FCW Insider: The problem with publishing contractor performance data

Michael Lent, editor of Government Services Insider, questions the value of publishing contractor performance data publically available, given its dubious quality.

Why go through the trouble of publishing data if the data itself is no good?

That is how Michael Lent, editor of Government Services Insider, responds to the idea of making contractor performance data publically available.

This thread began several days ago when a reader suggested the idea in a comment on a story about Obama receiving high marks on transparency from OMB Watch, a watchdog group. Lent chimed in after reading yesterday’s blog post:

Here is what Lent has to say:

With so many contractors and their federal customers claiming to be “partners,” should we expect fair, accurate and consistent contractor performance evaluations? Conceptually, sure it makes sense to reveal the reports to citizen-taxpayers. But unfortunately, the contractor performance eval systems one hears about don’t cover all contracts, or are inconsistent across contracts and agencies, or are conflicted by government involvement.

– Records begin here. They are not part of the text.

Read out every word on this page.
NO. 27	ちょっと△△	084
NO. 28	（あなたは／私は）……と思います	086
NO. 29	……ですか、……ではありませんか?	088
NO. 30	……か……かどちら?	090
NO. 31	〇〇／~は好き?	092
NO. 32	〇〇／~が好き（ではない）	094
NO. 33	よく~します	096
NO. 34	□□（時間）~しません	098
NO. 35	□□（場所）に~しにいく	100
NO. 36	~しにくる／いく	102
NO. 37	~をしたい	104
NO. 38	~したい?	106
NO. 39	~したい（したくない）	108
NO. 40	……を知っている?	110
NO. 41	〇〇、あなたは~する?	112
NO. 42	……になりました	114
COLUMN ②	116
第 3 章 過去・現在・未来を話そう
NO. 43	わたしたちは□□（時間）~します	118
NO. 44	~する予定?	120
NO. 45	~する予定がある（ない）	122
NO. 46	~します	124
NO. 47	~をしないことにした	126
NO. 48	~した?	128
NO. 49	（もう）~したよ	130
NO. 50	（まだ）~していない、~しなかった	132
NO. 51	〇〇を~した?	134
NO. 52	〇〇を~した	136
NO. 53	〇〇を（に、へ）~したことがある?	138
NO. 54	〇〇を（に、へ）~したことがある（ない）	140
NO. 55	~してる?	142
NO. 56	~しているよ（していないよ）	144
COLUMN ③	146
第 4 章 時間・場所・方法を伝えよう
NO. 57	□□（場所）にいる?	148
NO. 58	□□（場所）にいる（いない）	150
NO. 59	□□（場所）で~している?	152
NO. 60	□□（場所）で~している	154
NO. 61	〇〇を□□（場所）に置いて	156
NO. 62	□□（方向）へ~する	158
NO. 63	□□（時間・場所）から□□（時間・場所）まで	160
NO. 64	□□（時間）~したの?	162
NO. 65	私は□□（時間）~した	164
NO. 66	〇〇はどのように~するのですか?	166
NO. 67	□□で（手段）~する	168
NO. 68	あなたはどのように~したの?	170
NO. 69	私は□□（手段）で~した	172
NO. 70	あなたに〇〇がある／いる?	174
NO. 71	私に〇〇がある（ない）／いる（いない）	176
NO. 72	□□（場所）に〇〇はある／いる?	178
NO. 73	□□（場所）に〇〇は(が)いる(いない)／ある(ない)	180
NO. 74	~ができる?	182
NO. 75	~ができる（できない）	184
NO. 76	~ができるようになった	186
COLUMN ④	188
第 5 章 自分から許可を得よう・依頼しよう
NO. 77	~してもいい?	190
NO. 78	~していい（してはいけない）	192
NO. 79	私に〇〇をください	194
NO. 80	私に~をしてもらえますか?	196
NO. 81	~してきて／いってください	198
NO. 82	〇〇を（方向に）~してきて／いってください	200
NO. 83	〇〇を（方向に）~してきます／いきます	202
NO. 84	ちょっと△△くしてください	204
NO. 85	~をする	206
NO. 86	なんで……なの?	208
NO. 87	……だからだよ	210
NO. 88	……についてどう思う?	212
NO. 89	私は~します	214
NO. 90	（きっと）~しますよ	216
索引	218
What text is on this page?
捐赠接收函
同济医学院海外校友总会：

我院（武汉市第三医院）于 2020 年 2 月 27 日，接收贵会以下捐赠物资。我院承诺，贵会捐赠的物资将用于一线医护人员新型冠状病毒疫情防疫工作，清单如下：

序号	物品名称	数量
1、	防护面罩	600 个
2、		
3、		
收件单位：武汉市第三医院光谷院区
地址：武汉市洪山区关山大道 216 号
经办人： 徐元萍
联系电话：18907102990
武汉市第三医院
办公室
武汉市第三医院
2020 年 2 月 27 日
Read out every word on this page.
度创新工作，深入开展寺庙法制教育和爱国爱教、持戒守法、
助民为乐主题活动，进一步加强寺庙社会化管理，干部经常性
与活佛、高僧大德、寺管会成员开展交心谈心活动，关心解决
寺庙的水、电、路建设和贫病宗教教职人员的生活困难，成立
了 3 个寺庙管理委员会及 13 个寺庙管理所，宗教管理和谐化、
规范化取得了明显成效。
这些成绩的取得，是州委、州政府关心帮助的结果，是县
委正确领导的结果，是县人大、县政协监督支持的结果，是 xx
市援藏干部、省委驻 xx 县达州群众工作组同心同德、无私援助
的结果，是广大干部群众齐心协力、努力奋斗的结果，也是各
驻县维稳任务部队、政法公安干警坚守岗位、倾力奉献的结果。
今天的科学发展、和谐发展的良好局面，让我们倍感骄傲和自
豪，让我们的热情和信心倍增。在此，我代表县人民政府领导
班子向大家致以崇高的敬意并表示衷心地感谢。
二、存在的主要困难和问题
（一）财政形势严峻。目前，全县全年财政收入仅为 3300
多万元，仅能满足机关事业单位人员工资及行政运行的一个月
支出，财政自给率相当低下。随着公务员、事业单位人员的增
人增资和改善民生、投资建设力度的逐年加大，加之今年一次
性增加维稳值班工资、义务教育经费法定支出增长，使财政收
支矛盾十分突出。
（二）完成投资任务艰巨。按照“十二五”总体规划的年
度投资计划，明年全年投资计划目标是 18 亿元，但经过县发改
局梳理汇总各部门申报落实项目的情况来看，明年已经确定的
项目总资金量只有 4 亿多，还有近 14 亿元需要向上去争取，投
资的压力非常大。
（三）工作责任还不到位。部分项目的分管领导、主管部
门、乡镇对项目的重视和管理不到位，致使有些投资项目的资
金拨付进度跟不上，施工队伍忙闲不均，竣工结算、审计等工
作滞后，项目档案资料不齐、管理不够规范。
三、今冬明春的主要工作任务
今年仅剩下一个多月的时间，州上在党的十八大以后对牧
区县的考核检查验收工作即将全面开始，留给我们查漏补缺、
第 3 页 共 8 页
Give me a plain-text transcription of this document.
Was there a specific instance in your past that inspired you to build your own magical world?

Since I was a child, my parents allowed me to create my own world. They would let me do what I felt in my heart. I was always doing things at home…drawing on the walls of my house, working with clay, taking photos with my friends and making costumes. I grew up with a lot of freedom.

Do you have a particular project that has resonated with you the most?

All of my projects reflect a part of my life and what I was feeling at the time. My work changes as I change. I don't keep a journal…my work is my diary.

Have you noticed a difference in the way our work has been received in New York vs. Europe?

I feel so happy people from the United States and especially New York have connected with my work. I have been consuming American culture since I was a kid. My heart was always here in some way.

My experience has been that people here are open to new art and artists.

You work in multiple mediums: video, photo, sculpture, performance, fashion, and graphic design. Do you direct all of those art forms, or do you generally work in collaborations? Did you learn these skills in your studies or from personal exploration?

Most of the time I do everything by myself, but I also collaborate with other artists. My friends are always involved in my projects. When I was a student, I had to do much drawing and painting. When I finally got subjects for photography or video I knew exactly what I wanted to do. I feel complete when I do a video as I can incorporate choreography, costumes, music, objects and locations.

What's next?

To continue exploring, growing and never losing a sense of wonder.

How many reportedly troubled contract performances — such as Boeing in SBInet Project 28 at DHS — are inextricably bound with reportedly troubled government program management? Contractors and their clients tend to lock arms to jointly fend off congressional [oversight], auditors and even the extremely rare media item based on original reporting. Secretary Chertoff defended Project 28, although his department said it could not use the project's results. Even GAO and agency auditors, paid to be inquiring and skeptical, tend to omit in published reports the names of contractors involved with programs in trouble, as long as the contractors have not been formally penalized for any subpar performances.

In other words, audits don’t discriminate, say, between fair, good or excellent contractor performances. What makes us think that contract evaluations — by government employees involved with oversight and claiming to be 'partners' with contractors — would be meaningful and suitable for public disclosure? The long recognized, documented-relaxed and inconsistent granting of award fees suggests the extent of the challenge. And if the use of public dollars fuels the drive to reveal contractor performance evals, it won’t be long before citizen-taxpayers demand that government employees’ individual performance evals be published. Or, will it?